Interview with an Atomic Lady

Salt Lake creative, Kristine Knight, shares the vision behind her surreal video for New Shack’s pulsing, electro-pop song, “Atomic Holiday”. New Shack’s debut album is out now.  

MP: How do you know New Shack and what led you to directing their video for “Atomic Holiday”?

KK: Catherine Leavy and I met while we were both living in NY. We became good friends and kept in touch over the years as we both pursued different creative ambitions, but had the hope we could one day collaborate on a kind of creative project. When Catherine began a music collaboration with Eric Robertson, it was a great opportunity to make a video for them. 

MP: The visuals and effects in the video are mesmerizing and on point with the song’s atmosphere.

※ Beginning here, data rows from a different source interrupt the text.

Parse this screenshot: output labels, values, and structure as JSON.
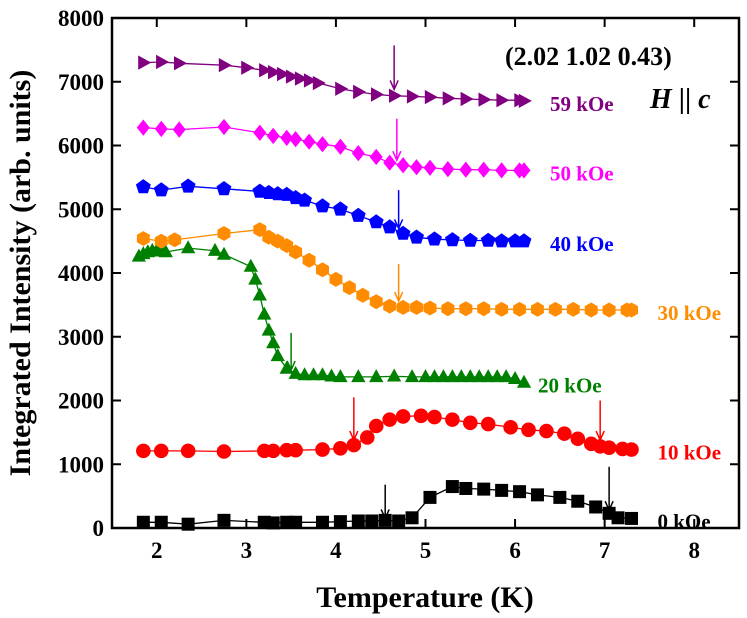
{
  "chart_data": {
    "type": "scatter",
    "xlabel": "Temperature (K)",
    "ylabel": "Integrated Intensity (arb. units)",
    "xlim": [
      1.5,
      8.5
    ],
    "ylim": [
      0,
      8000
    ],
    "xticks": [
      2,
      3,
      4,
      5,
      6,
      7,
      8
    ],
    "yticks": [
      0,
      1000,
      2000,
      3000,
      4000,
      5000,
      6000,
      7000,
      8000
    ],
    "grid": false,
    "annotations": {
      "hkl": "(2.02 1.02 0.43)",
      "field_direction_italic_1": "H",
      "field_direction_mid": " || ",
      "field_direction_italic_2": "c"
    },
    "series": [
      {
        "name": "0 kOe",
        "color": "#000000",
        "marker": "square",
        "x": [
          1.85,
          2.05,
          2.35,
          2.75,
          3.2,
          3.3,
          3.45,
          3.55,
          3.85,
          4.05,
          4.25,
          4.4,
          4.55,
          4.7,
          4.85,
          5.05,
          5.3,
          5.45,
          5.65,
          5.85,
          6.05,
          6.25,
          6.5,
          6.7,
          6.9,
          7.05,
          7.15,
          7.3
        ],
        "y": [
          90,
          90,
          60,
          120,
          90,
          80,
          90,
          90,
          90,
          100,
          110,
          110,
          120,
          110,
          160,
          480,
          650,
          620,
          610,
          590,
          570,
          520,
          480,
          420,
          330,
          230,
          160,
          150
        ]
      },
      {
        "name": "10 kOe",
        "color": "#ff0000",
        "marker": "circle",
        "x": [
          1.85,
          2.05,
          2.35,
          2.75,
          3.2,
          3.3,
          3.45,
          3.55,
          3.85,
          4.05,
          4.2,
          4.35,
          4.45,
          4.6,
          4.75,
          4.95,
          5.1,
          5.3,
          5.5,
          5.7,
          5.95,
          6.15,
          6.35,
          6.55,
          6.7,
          6.85,
          6.95,
          7.05,
          7.2,
          7.3
        ],
        "y": [
          1210,
          1210,
          1210,
          1200,
          1210,
          1210,
          1220,
          1220,
          1230,
          1250,
          1300,
          1420,
          1600,
          1700,
          1750,
          1760,
          1740,
          1700,
          1650,
          1630,
          1580,
          1540,
          1520,
          1480,
          1400,
          1320,
          1280,
          1260,
          1240,
          1230
        ]
      },
      {
        "name": "20 kOe",
        "color": "#008000",
        "marker": "triangle",
        "x": [
          1.8,
          1.85,
          1.9,
          1.95,
          2.0,
          2.05,
          2.1,
          2.35,
          2.65,
          2.75,
          3.05,
          3.1,
          3.15,
          3.2,
          3.25,
          3.3,
          3.35,
          3.45,
          3.55,
          3.65,
          3.75,
          3.85,
          3.95,
          4.05,
          4.25,
          4.45,
          4.65,
          4.85,
          5.0,
          5.1,
          5.2,
          5.3,
          5.4,
          5.5,
          5.6,
          5.7,
          5.8,
          5.9,
          6.0,
          6.1
        ],
        "y": [
          4260,
          4300,
          4330,
          4350,
          4350,
          4340,
          4330,
          4390,
          4350,
          4290,
          4100,
          3900,
          3650,
          3350,
          3100,
          2900,
          2700,
          2500,
          2420,
          2400,
          2400,
          2400,
          2380,
          2370,
          2370,
          2370,
          2380,
          2370,
          2370,
          2370,
          2370,
          2370,
          2370,
          2370,
          2370,
          2370,
          2370,
          2370,
          2340,
          2280
        ]
      },
      {
        "name": "30 kOe",
        "color": "#ff8c00",
        "marker": "hexagon",
        "x": [
          1.85,
          2.05,
          2.2,
          2.75,
          3.15,
          3.25,
          3.35,
          3.45,
          3.55,
          3.7,
          3.85,
          4.0,
          4.15,
          4.3,
          4.45,
          4.6,
          4.75,
          4.9,
          5.05,
          5.25,
          5.45,
          5.65,
          5.85,
          6.05,
          6.25,
          6.45,
          6.65,
          6.85,
          7.05,
          7.25,
          7.3
        ],
        "y": [
          4540,
          4500,
          4520,
          4620,
          4680,
          4560,
          4500,
          4430,
          4330,
          4200,
          4050,
          3900,
          3770,
          3650,
          3550,
          3480,
          3460,
          3460,
          3450,
          3440,
          3440,
          3440,
          3430,
          3430,
          3430,
          3430,
          3430,
          3420,
          3420,
          3420,
          3420
        ]
      },
      {
        "name": "40 kOe",
        "color": "#0000ff",
        "marker": "pentagon",
        "x": [
          1.85,
          2.05,
          2.35,
          2.75,
          3.15,
          3.25,
          3.35,
          3.45,
          3.55,
          3.65,
          3.85,
          4.05,
          4.25,
          4.45,
          4.6,
          4.75,
          4.9,
          5.1,
          5.3,
          5.5,
          5.7,
          5.85,
          6.0,
          6.1
        ],
        "y": [
          5350,
          5300,
          5360,
          5320,
          5280,
          5260,
          5240,
          5230,
          5180,
          5140,
          5050,
          5000,
          4900,
          4800,
          4720,
          4620,
          4560,
          4530,
          4520,
          4510,
          4510,
          4500,
          4500,
          4500
        ]
      },
      {
        "name": "50 kOe",
        "color": "#ff00ff",
        "marker": "diamond",
        "x": [
          1.85,
          2.05,
          2.25,
          2.75,
          3.15,
          3.3,
          3.45,
          3.55,
          3.7,
          3.85,
          4.05,
          4.25,
          4.45,
          4.6,
          4.75,
          4.9,
          5.05,
          5.25,
          5.45,
          5.65,
          5.85,
          6.05,
          6.1
        ],
        "y": [
          6280,
          6260,
          6250,
          6290,
          6200,
          6150,
          6120,
          6100,
          6060,
          6020,
          5980,
          5880,
          5820,
          5730,
          5690,
          5660,
          5650,
          5630,
          5620,
          5620,
          5610,
          5610,
          5610
        ]
      },
      {
        "name": "59 kOe",
        "color": "#800080",
        "marker": "triangle-right",
        "x": [
          1.85,
          2.05,
          2.25,
          2.75,
          3.0,
          3.2,
          3.3,
          3.4,
          3.5,
          3.6,
          3.7,
          3.8,
          4.05,
          4.25,
          4.45,
          4.65,
          4.85,
          5.05,
          5.25,
          5.45,
          5.65,
          5.85,
          6.05,
          6.1
        ],
        "y": [
          7300,
          7310,
          7290,
          7260,
          7220,
          7180,
          7150,
          7120,
          7080,
          7050,
          7020,
          6980,
          6890,
          6840,
          6800,
          6780,
          6770,
          6760,
          6740,
          6730,
          6720,
          6710,
          6710,
          6700
        ]
      }
    ],
    "arrows": [
      {
        "series": "0 kOe",
        "color": "#000000",
        "x": 4.55,
        "y_top": 680,
        "y_tip": 150
      },
      {
        "series": "0 kOe",
        "color": "#000000",
        "x": 7.05,
        "y_top": 960,
        "y_tip": 280
      },
      {
        "series": "10 kOe",
        "color": "#ff0000",
        "x": 4.2,
        "y_top": 2050,
        "y_tip": 1380
      },
      {
        "series": "10 kOe",
        "color": "#ff0000",
        "x": 6.95,
        "y_top": 2000,
        "y_tip": 1380
      },
      {
        "series": "20 kOe",
        "color": "#008000",
        "x": 3.5,
        "y_top": 3060,
        "y_tip": 2480
      },
      {
        "series": "30 kOe",
        "color": "#ff8c00",
        "x": 4.7,
        "y_top": 4140,
        "y_tip": 3560
      },
      {
        "series": "40 kOe",
        "color": "#0000ff",
        "x": 4.7,
        "y_top": 5300,
        "y_tip": 4700
      },
      {
        "series": "50 kOe",
        "color": "#ff00ff",
        "x": 4.68,
        "y_top": 6420,
        "y_tip": 5770
      },
      {
        "series": "59 kOe",
        "color": "#800080",
        "x": 4.65,
        "y_top": 7570,
        "y_tip": 6880
      }
    ]
  }
}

What was your creative direction and inspiration behind the video and what story is the video attempting to tell?

KK: Thank you. I got a lot of inspiration from my conversations with Catherine explaining the lyrics she wrote. The song has many intersecting themes including the cyclical nature of addiction–the illusions of temptation or anything that appears beautiful or luminous but has a destructive quality to it–things you could encounter in life that have this facade that are ultimately affecting and damaging spiritually or otherwise. There are also themes of duality such as angel/devil/saint, galaxy/stars/burning/scars, redemption/limbo, reality/illusion/psychological states. 

I wanted the video to feel repetitive and cyclical while still telling a story with a minimalistic quality in symbols, styling, and composition. Different scenes repeat until at some point it’s possible to catch a beginning to a story, or something that is happening to her, that is slightly dream-like and nonlinear. 

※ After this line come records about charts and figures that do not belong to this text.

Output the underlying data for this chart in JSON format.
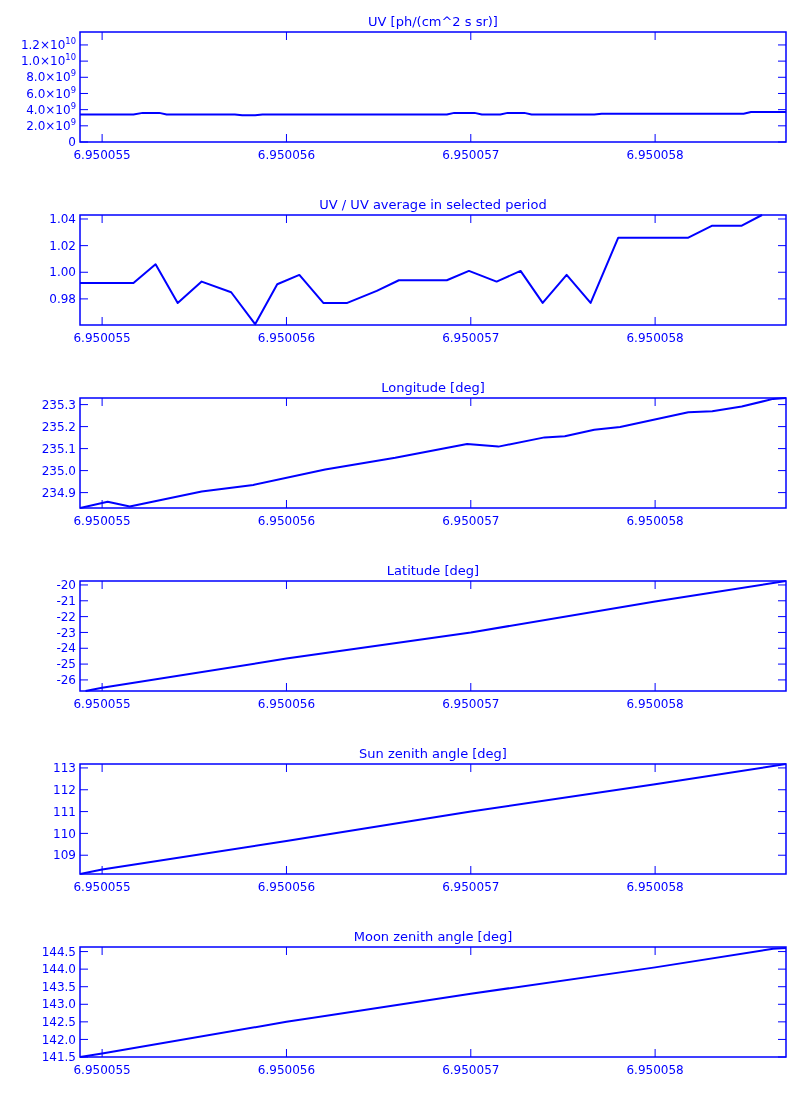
{
  "chart_data": [
    {
      "type": "line",
      "title": "UV [ph/(cm^2 s sr)]",
      "xlim": [
        6.95005488,
        6.95005871
      ],
      "xticks": [
        6.950055,
        6.950056,
        6.950057,
        6.950058
      ],
      "ylim": [
        0,
        13600000000.0
      ],
      "yticks": [
        {
          "value": 0,
          "label": "0"
        },
        {
          "value": 2000000000.0,
          "label": "2.0×10$^{9}$"
        },
        {
          "value": 4000000000.0,
          "label": "4.0×10$^{9}$"
        },
        {
          "value": 6000000000.0,
          "label": "6.0×10$^{9}$"
        },
        {
          "value": 8000000000.0,
          "label": "8.0×10$^{9}$"
        },
        {
          "value": 10000000000.0,
          "label": "1.0×10$^{10}$"
        },
        {
          "value": 12000000000.0,
          "label": "1.2×10$^{10}$"
        }
      ],
      "series": [
        {
          "color": "#0000ff",
          "x": [
            6.95005488,
            6.95005517,
            6.95005522,
            6.95005531,
            6.95005535,
            6.95005572,
            6.95005576,
            6.95005583,
            6.95005587,
            6.95005687,
            6.95005691,
            6.95005702,
            6.95005706,
            6.95005716,
            6.9500572,
            6.95005729,
            6.95005733,
            6.95005767,
            6.95005771,
            6.95005848,
            6.95005852,
            6.95005871
          ],
          "values": [
            3400000000.0,
            3400000000.0,
            3600000000.0,
            3600000000.0,
            3400000000.0,
            3400000000.0,
            3300000000.0,
            3300000000.0,
            3400000000.0,
            3400000000.0,
            3600000000.0,
            3600000000.0,
            3400000000.0,
            3400000000.0,
            3600000000.0,
            3600000000.0,
            3400000000.0,
            3400000000.0,
            3500000000.0,
            3500000000.0,
            3700000000.0,
            3700000000.0
          ]
        }
      ]
    },
    {
      "type": "line",
      "title": "UV / UV average in selected period",
      "xlim": [
        6.95005488,
        6.95005871
      ],
      "xticks": [
        6.950055,
        6.950056,
        6.950057,
        6.950058
      ],
      "ylim": [
        0.9604,
        1.043
      ],
      "yticks": [
        {
          "value": 0.98,
          "label": "0.98"
        },
        {
          "value": 1,
          "label": "1.00"
        },
        {
          "value": 1.02,
          "label": "1.02"
        },
        {
          "value": 1.04,
          "label": "1.04"
        }
      ],
      "series": [
        {
          "color": "#0000ff",
          "x": [
            6.95005488,
            6.95005517,
            6.95005529,
            6.95005541,
            6.95005554,
            6.9500557,
            6.95005583,
            6.95005595,
            6.95005607,
            6.9500562,
            6.95005633,
            6.95005649,
            6.95005661,
            6.95005687,
            6.95005699,
            6.95005714,
            6.95005727,
            6.95005739,
            6.95005752,
            6.95005765,
            6.9500578,
            6.95005818,
            6.95005831,
            6.95005847,
            6.95005858
          ],
          "values": [
            0.992,
            0.992,
            1.006,
            0.977,
            0.993,
            0.985,
            0.961,
            0.991,
            0.998,
            0.977,
            0.977,
            0.986,
            0.994,
            0.994,
            1.001,
            0.993,
            1.001,
            0.977,
            0.998,
            0.977,
            1.026,
            1.026,
            1.035,
            1.035,
            1.043
          ]
        }
      ]
    },
    {
      "type": "line",
      "title": "Longitude [deg]",
      "xlim": [
        6.95005488,
        6.95005871
      ],
      "xticks": [
        6.950055,
        6.950056,
        6.950057,
        6.950058
      ],
      "ylim": [
        234.83,
        235.33
      ],
      "yticks": [
        {
          "value": 234.9,
          "label": "234.9"
        },
        {
          "value": 235,
          "label": "235.0"
        },
        {
          "value": 235.1,
          "label": "235.1"
        },
        {
          "value": 235.2,
          "label": "235.2"
        },
        {
          "value": 235.3,
          "label": "235.3"
        }
      ],
      "series": [
        {
          "color": "#0000ff",
          "x": [
            6.95005488,
            6.95005503,
            6.95005515,
            6.95005554,
            6.95005582,
            6.95005621,
            6.95005659,
            6.95005698,
            6.95005715,
            6.9500574,
            6.95005751,
            6.95005767,
            6.95005781,
            6.95005818,
            6.95005831,
            6.95005847,
            6.95005864,
            6.95005871
          ],
          "values": [
            234.83,
            234.858,
            234.837,
            234.905,
            234.935,
            235.005,
            235.058,
            235.121,
            235.109,
            235.151,
            235.156,
            235.186,
            235.198,
            235.265,
            235.27,
            235.291,
            235.326,
            235.33
          ]
        }
      ]
    },
    {
      "type": "line",
      "title": "Latitude [deg]",
      "xlim": [
        6.95005488,
        6.95005871
      ],
      "xticks": [
        6.950055,
        6.950056,
        6.950057,
        6.950058
      ],
      "ylim": [
        -26.7,
        -19.75
      ],
      "yticks": [
        -26,
        -25,
        -24,
        -23,
        -22,
        -21,
        -20
      ],
      "series": [
        {
          "color": "#0000ff",
          "x": [
            6.95005491,
            6.950055,
            6.950056,
            6.950057,
            6.950058,
            6.95005871
          ],
          "values": [
            -26.7,
            -26.5,
            -24.65,
            -23,
            -21.05,
            -19.75
          ]
        }
      ]
    },
    {
      "type": "line",
      "title": "Sun zenith angle [deg]",
      "xlim": [
        6.95005488,
        6.95005871
      ],
      "xticks": [
        6.950055,
        6.950056,
        6.950057,
        6.950058
      ],
      "ylim": [
        108.14,
        113.18
      ],
      "yticks": [
        109,
        110,
        111,
        112,
        113
      ],
      "series": [
        {
          "color": "#0000ff",
          "x": [
            6.95005488,
            6.950055,
            6.950056,
            6.950057,
            6.950058,
            6.95005871
          ],
          "values": [
            108.14,
            108.35,
            109.65,
            111,
            112.25,
            113.18
          ]
        }
      ]
    },
    {
      "type": "line",
      "title": "Moon zenith angle [deg]",
      "xlim": [
        6.95005488,
        6.95005871
      ],
      "xticks": [
        6.950055,
        6.950056,
        6.950057,
        6.950058
      ],
      "ylim": [
        141.5,
        144.63
      ],
      "yticks": [
        {
          "value": 141.5,
          "label": "141.5"
        },
        {
          "value": 142,
          "label": "142.0"
        },
        {
          "value": 142.5,
          "label": "142.5"
        },
        {
          "value": 143,
          "label": "143.0"
        },
        {
          "value": 143.5,
          "label": "143.5"
        },
        {
          "value": 144,
          "label": "144.0"
        },
        {
          "value": 144.5,
          "label": "144.5"
        }
      ],
      "series": [
        {
          "color": "#0000ff",
          "x": [
            6.95005488,
            6.950055,
            6.950056,
            6.950057,
            6.950058,
            6.95005864,
            6.95005871
          ],
          "values": [
            141.5,
            141.6,
            142.5,
            143.3,
            144.05,
            144.58,
            144.6
          ]
        }
      ]
    }
  ]
}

Eric, in silhouette, represents a kind of god-figure or perspective–revolving in his own “orbit” above or outside hers–but still empathetic as her experiences play within him and build to a sort of climax, playing his synth, immersed in city lights.

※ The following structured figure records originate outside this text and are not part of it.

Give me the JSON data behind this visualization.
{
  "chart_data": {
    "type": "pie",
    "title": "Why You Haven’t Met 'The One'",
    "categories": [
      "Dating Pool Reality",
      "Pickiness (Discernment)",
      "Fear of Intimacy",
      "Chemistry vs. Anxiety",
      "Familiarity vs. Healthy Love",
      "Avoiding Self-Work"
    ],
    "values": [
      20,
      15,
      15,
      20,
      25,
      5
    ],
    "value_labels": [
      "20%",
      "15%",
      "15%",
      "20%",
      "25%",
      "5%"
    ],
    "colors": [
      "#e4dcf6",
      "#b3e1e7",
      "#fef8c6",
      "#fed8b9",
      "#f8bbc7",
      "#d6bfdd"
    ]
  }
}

MP: Tell me about some of the struggles you faced while creating the video. It’s clearly a complex concept. What were its limitations and biggest victories?

KK: Catherine had been living in Germany at the time, so we decided to meet up in NY, in February, on the coldest weekend they had last winter. It was just her and I running around the city with no crew and about 3 degree weather. Catherine was there to also interview for a prestigious art curation program, and was under a lot of stress. It was stressful for me logistically as well, getting things shot in a very short amount of time, with a limited budget. But I feel there was a lot of value and meaning in how stripped-down and challenging it was emotionally and logistically to shoot that particular content. Editing felt like a risk creatively–pulling it together in the end to represent all we had talked about and been through together. But I think those feelings meant it was on the right track. 

MP: What about New Shack’s music, and electronic music in general, inspires your film-making?

KK: The pairing of Eric Roberson and Catherine Leavy was genius. I feel they’ve created something very unique that is hard to find. They’ve created a “dark wave” sound that is more fully-bodied than other similar music I’ve heard. The depth of Catherine’s storytelling and intelligent lyric-writing along with just the right beats and masterful layering from Eric, creates an almost epic new experience–not just musically, but for me, visually. I feel I connect immediately to imagery and emotion with their music. It harnesses the tendency for coldness in the electro-scape with the warmth of a melodic telling of a dark, yet fantastical and meaningful story (their Shadow Girl album reflects this especially.)

Electronic music in general creates music-scapes that I connect to strongly with my own visualization. To take something with a non-human sound and add human feeling to it–the contradiction there somehow describes certain human experiences so well. I feel the combination of that kind of striking sound with the right visuals are so impactful and effective in communications. And I’m interested in communicating and creating art that speaks like that.

MP: Do you have any upcoming projects you’re excited to tell us about?

KK: I’m actually in the process of creating another music video with New Shack for their new album. It will be for the opening track Disassembly on Shadow Girl. It will be a piece of the continuing story the album represents. It’s been a privilege to be a part of something that has attracted so much collaboration in the local area.